If Toben is extradited, this will mean that Britain will be treating as a criminal suspect someone who is accused of behaviour which is not regarded as a crime in this country.

That breaches an ancient principle of our law – which we so regrettably junked when we signed up to the European arrest warrant. Moreover, it is not just foreigners but British citizens who in theory can now be arrested in the UK and extradited to a country which accuses them of committing a crime there which is not treated as a crime here.

This is part of the attempt to create a ‘corpus a European body of criminal law, which is in turn a key element of the EU vision of a unified super-state whose inhabitants all subscribe to the same principles.

But we do not. Both Germany and Austria have a very particular reason for criminalising Holocaust-denial. Given their appalling history, they are understandably terrified that it will help bring about a revival of Nazism.

They are entitled to reach such a conclusion and enshrine it in their own law. But equally, we should be entitled to say that we don’t share this view. By signing up to the European arrest warrant, however, we have removed that most precious privilege.

Even if Toben is not extradited – and there is a view that the wording of the Extradition Act may provide him with a loophole – the EU arrest warrant remains a threat to our liberties.

Its scope is dangerously imprecise. Under its terms, people can be extradited to a country which accuses them merely of ‘racism and xenophobia’. But these prejudices are notoriously difficult to define.
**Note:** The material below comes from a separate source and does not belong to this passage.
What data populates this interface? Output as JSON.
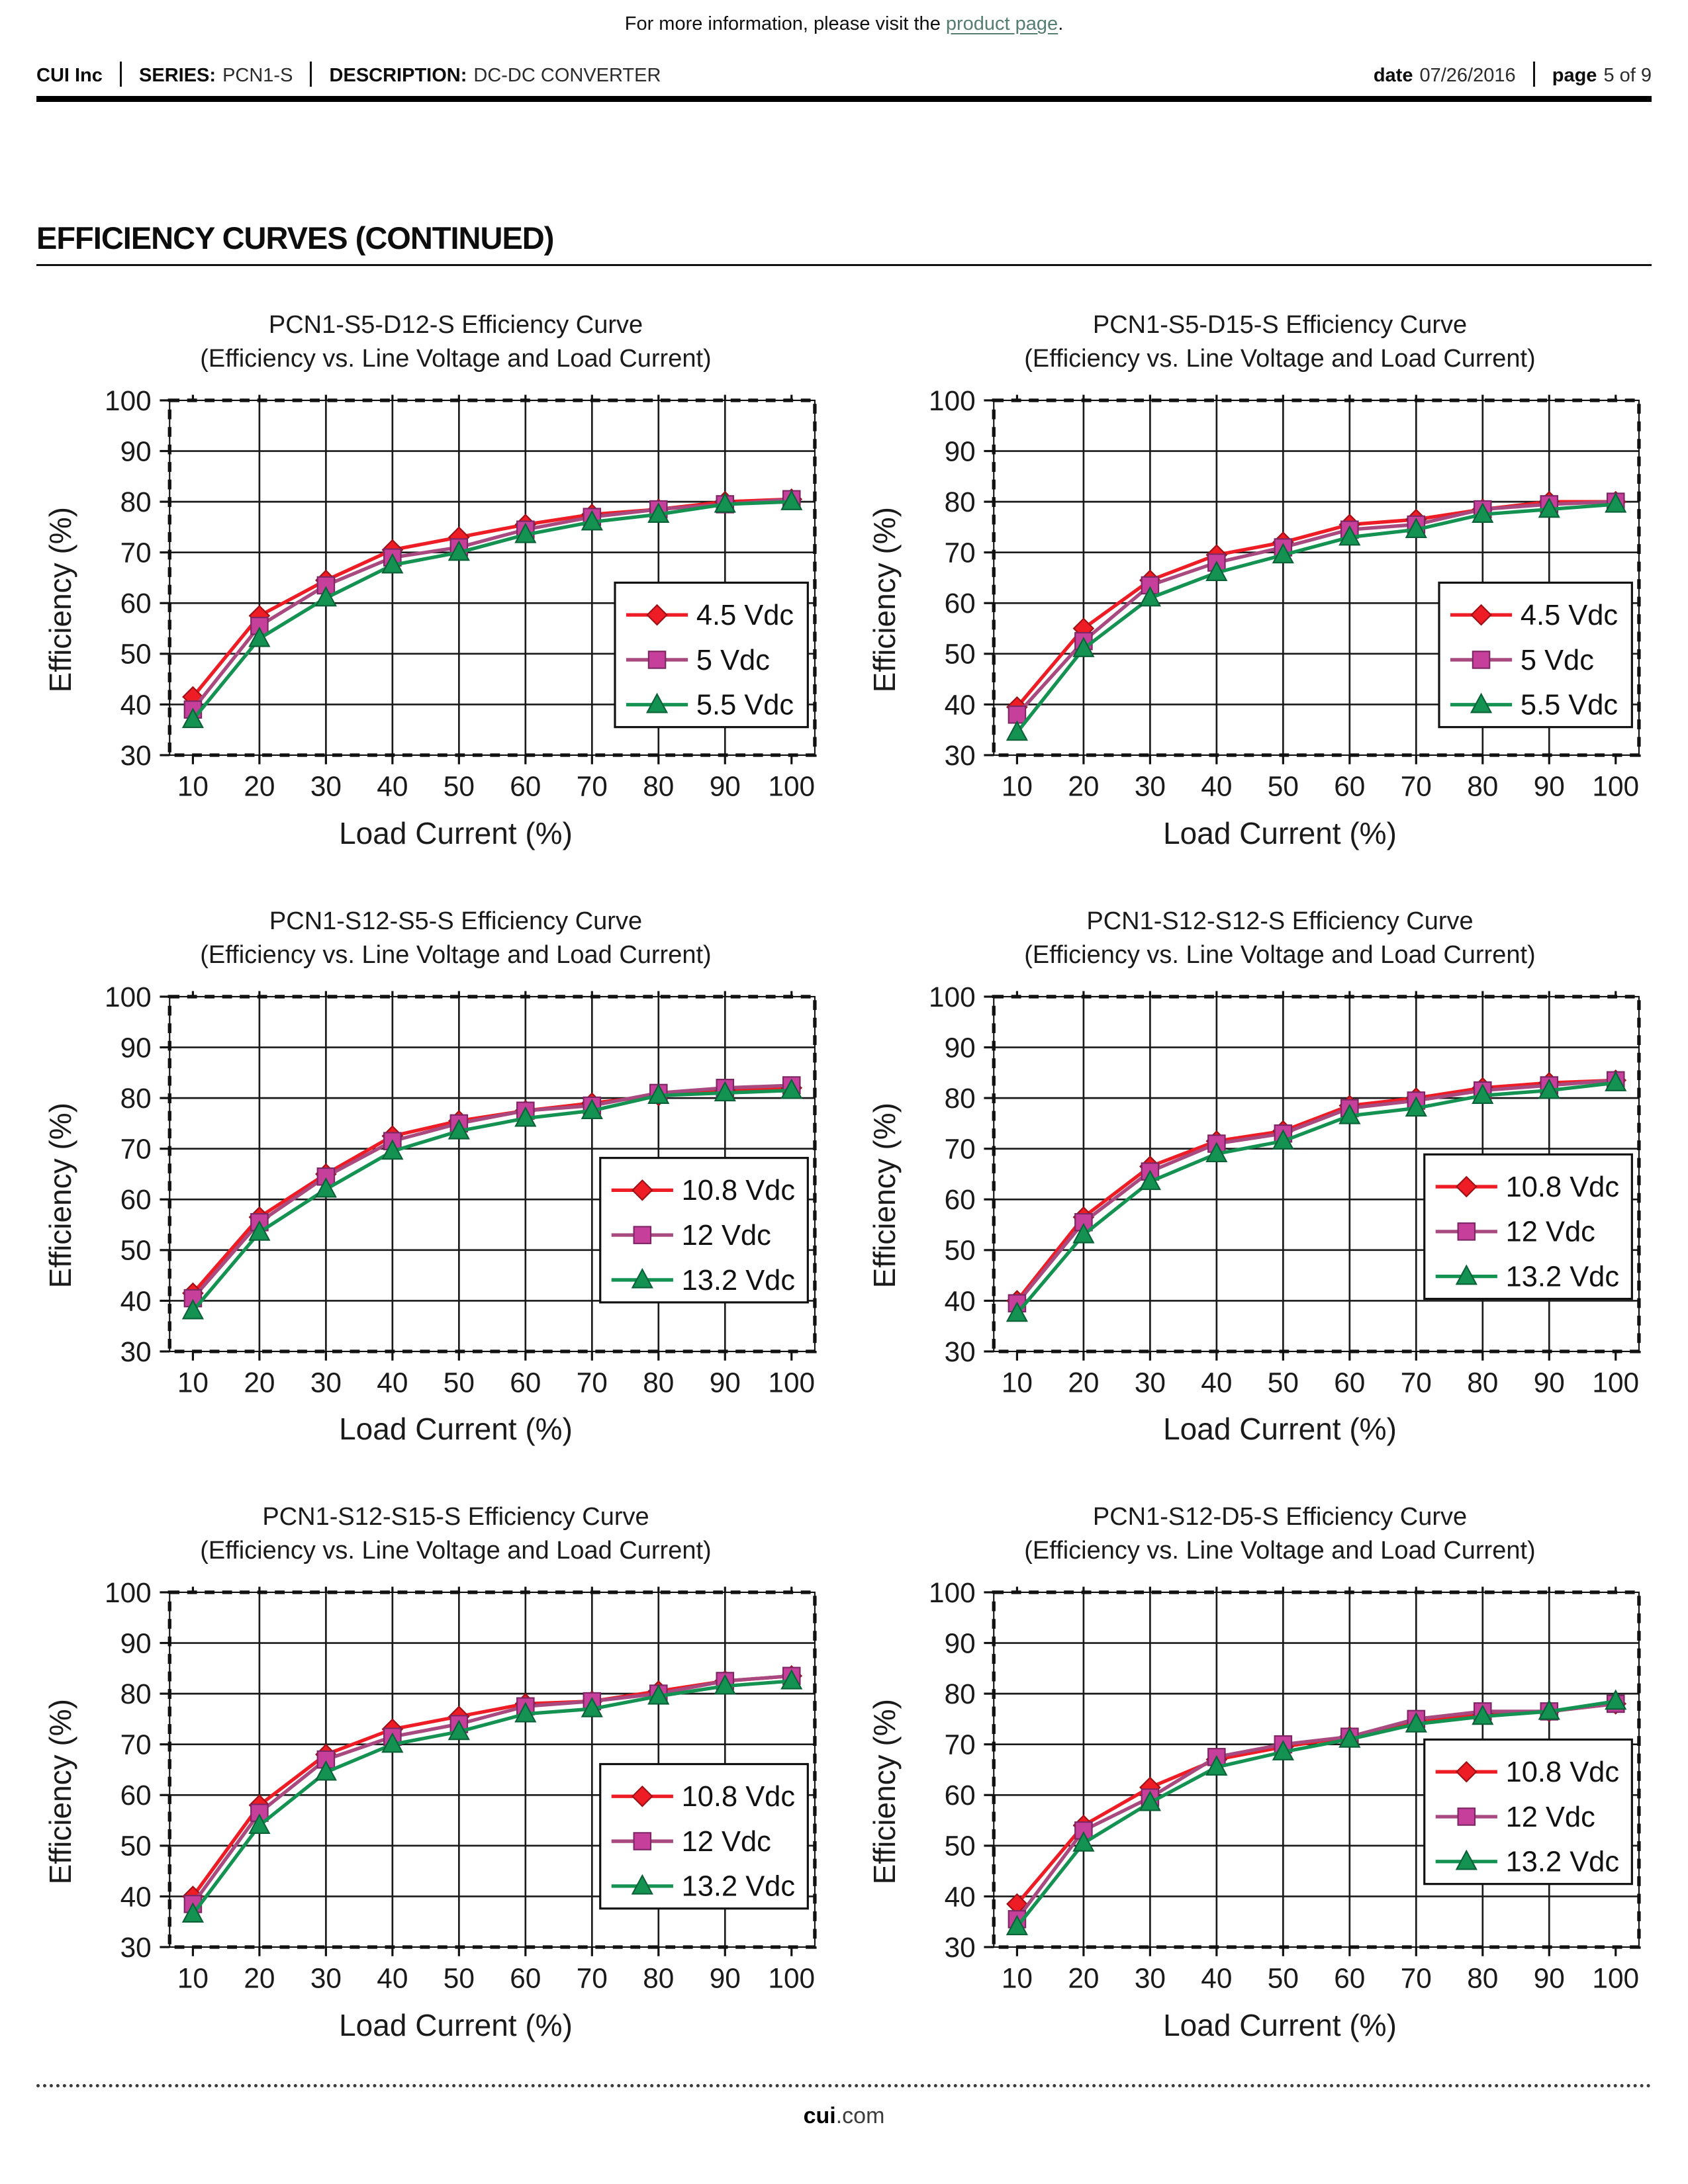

Indeed, those who object to the EU arrest warrant and the EU project itself as an attack on national sovereignty are themselves routinely accused of xenophobia.

It is surely not fanciful, therefore, to imagine an Orwellian scenario in which such people may themselves be extradited and prosecuted – for warning against the very abuse of power that may put them in the dock.

Holocaust-denial falls into the category of ‘hate-crime’ which has become such a fixation among Left-wingers and an article of faith within the EU. These zealots appear to believe that hatred and prejudice can be expunged from the human heart through the exercise of the law.